Tout a véritablement basculé le vendredi 23 mai avec le limogeage du Premier ministre Ousmane Sonko. Une décision inattendue qui a provoqué une onde de choc dans le paysage politique sénégalais, tant l’ancien chef du gouvernement apparaissait jusque-là comme l’un des piliers centraux du nouveau régime.

Deux jours plus tard, le dimanche 24 mai, c’est le président de l’Assemblée nationale, El Malick Ndiaye, qui annonçait sa démission, accentuant davantage le climat d’incertitude et de tension politique.
Dans la foulée, le chef de l’État Bassirou Diomaye Faye a procédé, le lundi 25 mai, à la nomination d’un nouveau Premier ministre en la personne de Mouhamadou Alhamine Lo.

Mais alors que le pays tentait encore de comprendre les contours de cette reconfiguration politique, une autre annonce est venue relancer les débats : la réintégration annoncée d’Ousmane Sonko à l’Assemblée nationale dès ce mardi 26 mai. Une perspective qui alimente de vives controverses au sein de l’opposition et même dans certains cercles politiques proches du pouvoir.

Entre rupture politique et stratégie maîtrisée

Depuis ces événements, les interprétations se multiplient. Pour certains observateurs, il ne s’agirait que d’un réaménagement stratégique du pouvoir entre Bassirou Diomaye Faye et Ousmane Sonko, destiné à redistribuer les cartes tout en maintenant intact le contrôle politique de PASTEF.

D’autres, en revanche, y voient la confirmation d’une rupture profonde entre les deux hommes, longtemps présentés comme inséparables.

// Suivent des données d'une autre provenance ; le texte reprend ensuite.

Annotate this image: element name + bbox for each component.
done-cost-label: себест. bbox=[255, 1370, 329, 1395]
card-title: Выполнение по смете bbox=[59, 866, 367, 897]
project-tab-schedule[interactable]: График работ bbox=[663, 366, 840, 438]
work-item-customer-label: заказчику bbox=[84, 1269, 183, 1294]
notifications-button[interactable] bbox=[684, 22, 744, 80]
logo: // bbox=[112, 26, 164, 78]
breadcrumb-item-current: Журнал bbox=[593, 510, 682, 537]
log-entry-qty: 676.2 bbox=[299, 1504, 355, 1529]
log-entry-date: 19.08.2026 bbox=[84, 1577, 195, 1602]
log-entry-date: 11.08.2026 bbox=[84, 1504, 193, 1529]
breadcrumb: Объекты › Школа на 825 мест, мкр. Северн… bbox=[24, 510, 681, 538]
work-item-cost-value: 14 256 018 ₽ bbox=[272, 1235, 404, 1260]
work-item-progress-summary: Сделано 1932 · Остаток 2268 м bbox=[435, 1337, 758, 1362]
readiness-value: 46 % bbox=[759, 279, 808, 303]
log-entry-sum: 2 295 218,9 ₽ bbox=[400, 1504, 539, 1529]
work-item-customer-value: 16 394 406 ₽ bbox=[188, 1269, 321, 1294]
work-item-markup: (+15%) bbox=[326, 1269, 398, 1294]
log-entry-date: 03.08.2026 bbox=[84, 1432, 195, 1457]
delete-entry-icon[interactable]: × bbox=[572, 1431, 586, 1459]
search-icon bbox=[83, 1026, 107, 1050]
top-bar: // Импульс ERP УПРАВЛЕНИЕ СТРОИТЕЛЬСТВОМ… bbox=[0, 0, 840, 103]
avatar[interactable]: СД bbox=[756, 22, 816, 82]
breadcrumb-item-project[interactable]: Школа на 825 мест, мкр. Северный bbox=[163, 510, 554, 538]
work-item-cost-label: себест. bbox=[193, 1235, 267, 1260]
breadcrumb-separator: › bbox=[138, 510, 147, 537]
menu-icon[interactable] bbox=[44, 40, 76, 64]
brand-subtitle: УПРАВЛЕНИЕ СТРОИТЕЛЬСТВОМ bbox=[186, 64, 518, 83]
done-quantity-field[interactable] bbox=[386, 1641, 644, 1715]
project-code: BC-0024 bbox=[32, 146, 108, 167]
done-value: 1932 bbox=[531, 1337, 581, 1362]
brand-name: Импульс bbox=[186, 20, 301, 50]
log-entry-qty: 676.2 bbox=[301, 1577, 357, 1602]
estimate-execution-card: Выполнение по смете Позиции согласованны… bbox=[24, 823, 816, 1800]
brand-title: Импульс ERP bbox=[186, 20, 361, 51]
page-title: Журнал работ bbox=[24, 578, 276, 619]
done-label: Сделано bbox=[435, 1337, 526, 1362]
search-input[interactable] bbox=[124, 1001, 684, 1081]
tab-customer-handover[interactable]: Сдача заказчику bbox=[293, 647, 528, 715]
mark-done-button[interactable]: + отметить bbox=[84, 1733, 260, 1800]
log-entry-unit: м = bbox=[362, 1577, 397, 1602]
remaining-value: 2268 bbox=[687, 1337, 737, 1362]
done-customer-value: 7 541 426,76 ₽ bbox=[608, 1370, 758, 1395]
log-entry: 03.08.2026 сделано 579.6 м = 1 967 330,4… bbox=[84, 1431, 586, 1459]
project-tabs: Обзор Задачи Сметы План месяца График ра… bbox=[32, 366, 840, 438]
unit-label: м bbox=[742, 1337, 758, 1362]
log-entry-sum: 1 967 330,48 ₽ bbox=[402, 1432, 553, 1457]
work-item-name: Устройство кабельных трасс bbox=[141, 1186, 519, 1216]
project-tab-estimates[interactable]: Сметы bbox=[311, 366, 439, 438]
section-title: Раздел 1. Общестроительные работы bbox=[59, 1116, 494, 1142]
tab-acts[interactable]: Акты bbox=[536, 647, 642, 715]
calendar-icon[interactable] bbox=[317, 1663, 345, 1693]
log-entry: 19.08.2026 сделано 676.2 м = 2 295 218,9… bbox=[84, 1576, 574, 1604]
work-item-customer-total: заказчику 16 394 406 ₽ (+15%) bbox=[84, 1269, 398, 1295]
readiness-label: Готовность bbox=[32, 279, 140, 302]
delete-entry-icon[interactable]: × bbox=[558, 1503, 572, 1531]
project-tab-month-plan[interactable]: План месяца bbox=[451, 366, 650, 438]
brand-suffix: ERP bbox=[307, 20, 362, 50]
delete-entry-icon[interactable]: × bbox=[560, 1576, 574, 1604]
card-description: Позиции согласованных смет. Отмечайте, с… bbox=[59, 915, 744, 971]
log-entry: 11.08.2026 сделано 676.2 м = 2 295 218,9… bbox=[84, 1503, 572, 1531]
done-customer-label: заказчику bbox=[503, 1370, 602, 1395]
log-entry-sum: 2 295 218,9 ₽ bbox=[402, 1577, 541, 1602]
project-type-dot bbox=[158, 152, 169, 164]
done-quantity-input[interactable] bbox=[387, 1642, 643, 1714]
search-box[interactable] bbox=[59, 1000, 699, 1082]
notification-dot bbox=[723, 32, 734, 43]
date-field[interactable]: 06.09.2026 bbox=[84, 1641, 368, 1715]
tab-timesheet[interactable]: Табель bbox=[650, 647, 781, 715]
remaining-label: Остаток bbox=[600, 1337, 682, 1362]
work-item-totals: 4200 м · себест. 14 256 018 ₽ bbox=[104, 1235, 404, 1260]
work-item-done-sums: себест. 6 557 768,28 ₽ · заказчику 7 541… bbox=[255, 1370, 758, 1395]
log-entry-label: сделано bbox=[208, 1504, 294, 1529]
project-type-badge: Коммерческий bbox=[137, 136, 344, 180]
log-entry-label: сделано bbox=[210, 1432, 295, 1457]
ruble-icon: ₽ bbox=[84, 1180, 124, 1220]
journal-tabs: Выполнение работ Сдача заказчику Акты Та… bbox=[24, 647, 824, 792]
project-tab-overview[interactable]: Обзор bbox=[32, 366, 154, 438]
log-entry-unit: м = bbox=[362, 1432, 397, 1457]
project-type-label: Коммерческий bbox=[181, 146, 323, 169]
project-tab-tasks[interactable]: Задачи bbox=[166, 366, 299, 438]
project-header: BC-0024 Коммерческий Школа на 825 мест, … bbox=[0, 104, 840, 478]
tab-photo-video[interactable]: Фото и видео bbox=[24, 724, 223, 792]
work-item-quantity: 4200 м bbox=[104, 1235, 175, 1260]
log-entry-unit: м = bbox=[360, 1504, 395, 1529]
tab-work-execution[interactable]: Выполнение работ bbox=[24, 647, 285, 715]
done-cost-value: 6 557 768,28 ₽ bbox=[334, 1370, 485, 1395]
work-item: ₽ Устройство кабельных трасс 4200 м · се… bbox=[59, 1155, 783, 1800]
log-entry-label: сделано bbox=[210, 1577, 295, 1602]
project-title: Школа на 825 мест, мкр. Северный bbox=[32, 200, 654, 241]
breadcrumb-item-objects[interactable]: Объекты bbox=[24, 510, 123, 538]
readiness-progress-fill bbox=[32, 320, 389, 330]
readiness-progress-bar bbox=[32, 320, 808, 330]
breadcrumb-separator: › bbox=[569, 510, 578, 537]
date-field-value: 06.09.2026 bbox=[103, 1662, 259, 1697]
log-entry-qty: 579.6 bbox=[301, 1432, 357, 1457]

Dans les états-majors politiques comme sur les réseaux sociaux, les commentaires vont bon train. « Diomaye n’est plus Sonko, et Sonko n’est plus Diomaye », analysent certains observateurs, convaincus que le duo politique qui a porté l’alternance en 2024 traverse désormais sa plus grave zone de turbulence.
Au sein de la coalition Diomaye Président, les frustrations et les incompréhensions commencent également à apparaître. Pendant ce temps, l’opposition dénonce un « forcing » autour de la probable arrivée d’Ousmane Sonko à la tête de l’Assemblée nationale.

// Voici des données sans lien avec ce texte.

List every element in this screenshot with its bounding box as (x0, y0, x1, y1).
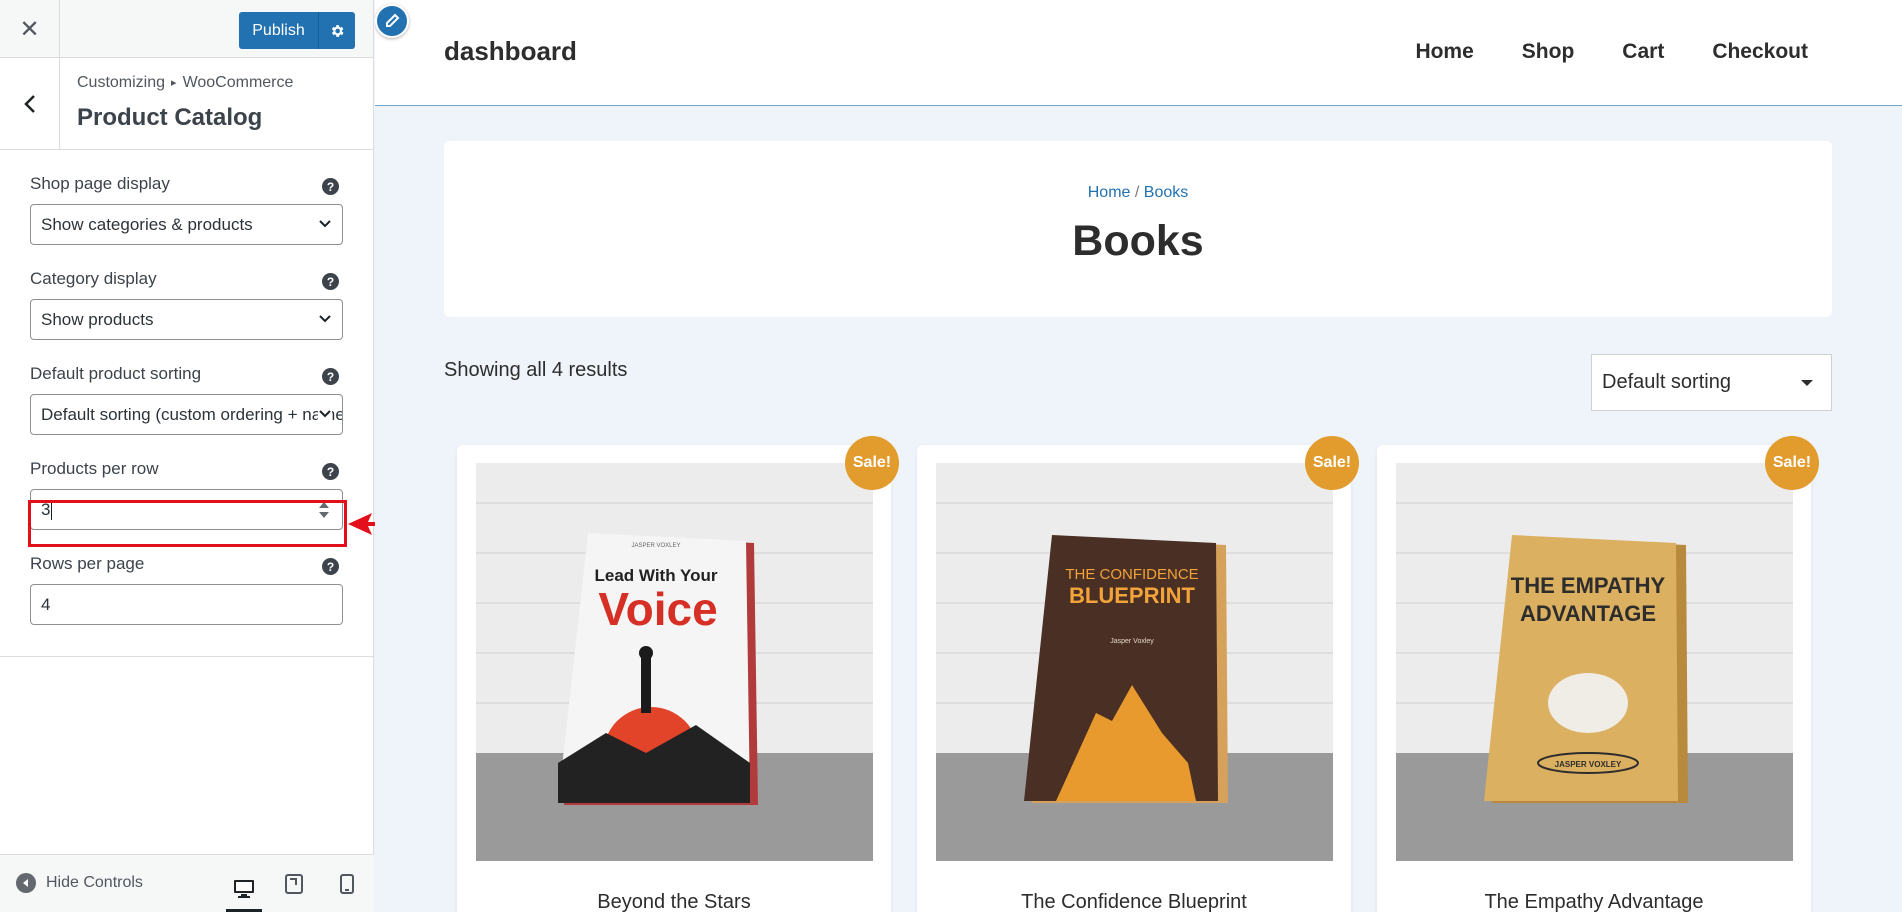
breadcrumb-separator: ▸ (171, 77, 177, 89)
site-title[interactable]: dashboard (444, 36, 577, 67)
svg-text:THE CONFIDENCE: THE CONFIDENCE (1065, 566, 1198, 583)
breadcrumb: Customizing ▸ WooCommerce (77, 74, 293, 92)
publish-actions: Publish (239, 12, 355, 49)
section-header: Customizing ▸ WooCommerce Product Catalog (0, 58, 373, 150)
highlight-box (28, 500, 347, 547)
product-name[interactable]: The Empathy Advantage (1377, 891, 1811, 912)
edit-shortcut-button[interactable] (375, 4, 409, 38)
customizer-sidebar: ✕ Publish Customizing ▸ WooCommerce Produc… (0, 0, 374, 912)
pencil-icon (386, 13, 400, 27)
svg-text:JASPER VOXLEY: JASPER VOXLEY (1555, 760, 1622, 769)
control-default-product-sorting: Default product sorting ? Default sortin… (30, 362, 343, 435)
svg-text:Voice: Voice (598, 583, 717, 635)
category-display-select[interactable]: Show products (30, 299, 343, 340)
chevron-down-icon (319, 220, 331, 228)
control-label: Default product sorting (30, 364, 202, 383)
breadcrumb-separator: / (1130, 184, 1144, 201)
rows-per-page-input[interactable]: 4 (30, 584, 343, 625)
product-card[interactable]: THE CONFIDENCE BLUEPRINT Jasper Voxley T… (917, 445, 1351, 912)
caret-down-icon (1801, 380, 1813, 386)
help-icon[interactable]: ? (322, 463, 339, 480)
sorting-value: Default sorting (1602, 371, 1731, 393)
publish-button[interactable]: Publish (239, 12, 319, 49)
page-title-card: Home / Books Books (444, 141, 1832, 317)
close-customizer-button[interactable]: ✕ (0, 0, 60, 58)
product-name[interactable]: Beyond the Stars (457, 891, 891, 912)
select-value: Show categories & products (41, 215, 253, 234)
default-product-sorting-select[interactable]: Default sorting (custom ordering + name) (30, 394, 343, 435)
gear-icon (331, 24, 344, 37)
sale-badge: Sale! (845, 436, 899, 490)
product-card[interactable]: JASPER VOXLEY Lead With Your Voice Beyon… (457, 445, 891, 912)
breadcrumb-root: Customizing (77, 74, 166, 91)
select-value: Default sorting (custom ordering + name) (41, 405, 343, 424)
breadcrumb-home-link[interactable]: Home (1088, 184, 1131, 201)
svg-text:Jasper Voxley: Jasper Voxley (1110, 638, 1154, 645)
svg-text:ADVANTAGE: ADVANTAGE (1520, 601, 1656, 626)
result-count: Showing all 4 results (444, 359, 628, 381)
help-icon[interactable]: ? (322, 273, 339, 290)
publish-settings-button[interactable] (319, 12, 355, 49)
svg-text:BLUEPRINT: BLUEPRINT (1069, 583, 1195, 608)
page-title: Books (1072, 217, 1204, 265)
chevron-down-icon (319, 315, 331, 323)
hide-controls-label: Hide Controls (46, 874, 143, 891)
breadcrumb-current: Books (1143, 184, 1189, 201)
control-shop-page-display: Shop page display ? Show categories & pr… (30, 172, 343, 245)
control-label: Products per row (30, 459, 159, 478)
control-rows-per-page: Rows per page ? 4 (30, 552, 343, 625)
product-image[interactable]: JASPER VOXLEY Lead With Your Voice (476, 463, 873, 861)
control-label: Rows per page (30, 554, 145, 573)
shop-page-display-select[interactable]: Show categories & products (30, 204, 343, 245)
section-title: Product Catalog (77, 104, 263, 131)
sale-badge: Sale! (1305, 436, 1359, 490)
help-icon[interactable]: ? (322, 178, 339, 195)
input-value: 4 (41, 595, 51, 614)
breadcrumb: Home / Books (444, 184, 1832, 202)
chevron-down-icon (318, 407, 332, 421)
back-button[interactable] (0, 58, 60, 150)
site-header: dashboard Home Shop Cart Checkout (375, 0, 1902, 106)
nav-link-shop[interactable]: Shop (1522, 40, 1575, 64)
product-card[interactable]: THE EMPATHY ADVANTAGE JASPER VOXLEY The … (1377, 445, 1811, 912)
controls-list: Shop page display ? Show categories & pr… (0, 150, 373, 625)
control-label: Shop page display (30, 174, 170, 193)
product-sorting-select[interactable]: Default sorting (1591, 354, 1832, 411)
sale-badge: Sale! (1765, 436, 1819, 490)
main-navigation: Home Shop Cart Checkout (1415, 40, 1808, 64)
nav-link-home[interactable]: Home (1415, 40, 1473, 64)
controls-divider (0, 656, 374, 657)
breadcrumb-current: WooCommerce (182, 74, 294, 91)
desktop-preview-button[interactable] (226, 869, 262, 912)
product-image[interactable]: THE CONFIDENCE BLUEPRINT Jasper Voxley (936, 463, 1333, 861)
product-name[interactable]: The Confidence Blueprint (917, 891, 1351, 912)
control-label: Category display (30, 269, 157, 288)
help-icon[interactable]: ? (322, 558, 339, 575)
help-icon[interactable]: ? (322, 368, 339, 385)
svg-text:JASPER VOXLEY: JASPER VOXLEY (631, 543, 680, 549)
desktop-icon (234, 880, 254, 898)
collapse-icon (16, 873, 36, 893)
mobile-icon (340, 874, 354, 894)
hide-controls-button[interactable]: Hide Controls (16, 873, 143, 893)
customizer-footer: Hide Controls (0, 854, 374, 912)
nav-link-checkout[interactable]: Checkout (1712, 40, 1808, 64)
svg-text:THE EMPATHY: THE EMPATHY (1511, 573, 1666, 598)
product-image[interactable]: THE EMPATHY ADVANTAGE JASPER VOXLEY (1396, 463, 1793, 861)
nav-link-cart[interactable]: Cart (1622, 40, 1664, 64)
control-category-display: Category display ? Show products (30, 267, 343, 340)
tablet-icon (285, 874, 303, 894)
mobile-preview-button[interactable] (329, 869, 365, 899)
chevron-left-icon (23, 95, 35, 113)
select-value: Show products (41, 310, 154, 329)
tablet-preview-button[interactable] (276, 869, 312, 899)
customizer-header: ✕ Publish (0, 0, 373, 58)
site-preview: dashboard Home Shop Cart Checkout Home /… (375, 0, 1902, 912)
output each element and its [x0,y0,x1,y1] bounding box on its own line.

PASTEF au centre du jeu politique

Malgré les polémiques et les tensions, un constat semble s’imposer : PASTEF continue d’occuper l’ensemble du terrain politique sénégalais. Pouvoir, opposition, communication, stratégie institutionnelle : le parti au pouvoir demeure au cœur de toutes les discussions et impose le rythme de l’actualité nationale.

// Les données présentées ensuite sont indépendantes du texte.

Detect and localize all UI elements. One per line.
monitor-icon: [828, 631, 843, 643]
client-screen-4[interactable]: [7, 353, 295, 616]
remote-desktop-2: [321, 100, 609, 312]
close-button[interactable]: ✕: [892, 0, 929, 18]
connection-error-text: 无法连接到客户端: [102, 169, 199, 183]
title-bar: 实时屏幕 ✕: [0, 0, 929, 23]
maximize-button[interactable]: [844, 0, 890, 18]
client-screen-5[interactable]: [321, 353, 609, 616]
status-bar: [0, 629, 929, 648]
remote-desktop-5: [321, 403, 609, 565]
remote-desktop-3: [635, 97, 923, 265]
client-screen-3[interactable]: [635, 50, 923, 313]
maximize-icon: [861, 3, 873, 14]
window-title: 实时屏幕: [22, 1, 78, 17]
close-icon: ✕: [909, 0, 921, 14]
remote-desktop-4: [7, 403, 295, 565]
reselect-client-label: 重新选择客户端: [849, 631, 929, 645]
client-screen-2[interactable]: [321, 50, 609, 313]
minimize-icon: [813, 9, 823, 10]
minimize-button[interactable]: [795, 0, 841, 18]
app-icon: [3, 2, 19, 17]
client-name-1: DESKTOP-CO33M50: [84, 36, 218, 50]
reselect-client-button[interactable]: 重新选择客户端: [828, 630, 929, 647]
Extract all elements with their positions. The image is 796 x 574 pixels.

Cette séquence politique marque sans doute la fin d’un chapitre et l’ouverture d’un autre dans l’histoire récente du Sénégal. Reste désormais à savoir si ces bouleversements traduisent une rupture réelle au sommet de l’État ou une stratégie politique savamment orchestrée. Une chose est certaine : le pays retient encore son souffle face à une situation dont l’évolution reste imprévisible.